Martin Ermel · ‎02-13-2008

Yes, the thread that incountered the OOME did not encounter the lock problem, but if I interprete the log correct it has yet finished processing and was in a state of just giving the last information about its runtime.

perhaps it is a more widely spread problem... :-(

If you say that 355 is a long time for processing a device, there are several devices for which it takes longer (up to 876 sec). But as I see, they all (except the one with the OOME) finished processing (a few are showing the lock prbl also). Could it be, that for some of these devices the memory does not get properly freed?

It could be of interest if they are all of the same device type...

yjdabear, perhaps this list is somewhat useful for you....
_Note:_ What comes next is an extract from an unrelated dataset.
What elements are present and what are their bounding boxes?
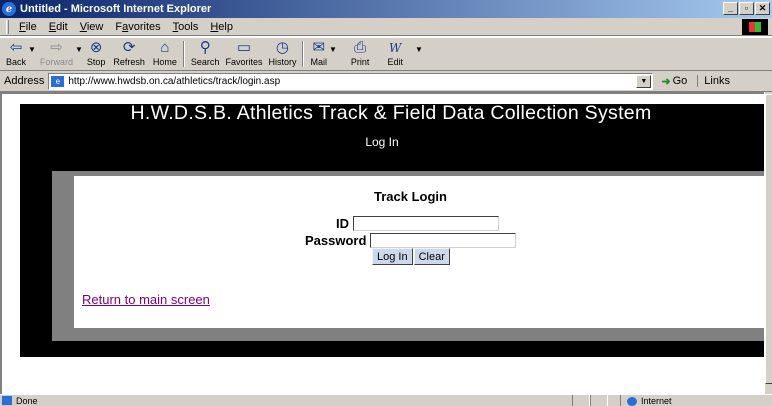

it contains the IPs with processing time > 300s

172.19.10.1

172.19.10.74

172.19.20.102

172.19.20.111

172.19.20.212

172.19.20.232

172.19.25.1 (842s)

172.19.26.2

172.19.29.1

172.19.3.1

172.19.32.1

172.19.42.3

192.168.11.28

192.168.110.71

192.168.116.28

192.168.254.29

192.168.254.30

192.168.26.20

192.168.26.36

192.168.26.44

192.168.28.4 (DP time:863s, Total time: 876s)

192.168.29.12

192.168.29.36

192.168.3.36

192.168.32.44

192.168.37.36 (DP time: 793, Total time: 854s)

192.168.4.28

192.168.5.12

192.168.52.36

192.168.53.76

192.168.8.36

192.168.8.44

Joe Clarke · ‎02-13-2008

The reason this device was interesting to me is that it also had an SNMP access error in it. However, given network latency, size of device, etc. 355 seconds may not be that long. That's why I suggested a sniffer trace to rule out a problem with device instrumentation.

All that said, it could be that there is a memory leak that is encountered by this thread. This would not be the first time that we've seen an ICServer leak. Profiling ICServer is not an easy task, though, so it would be good to rule out obvious problems first.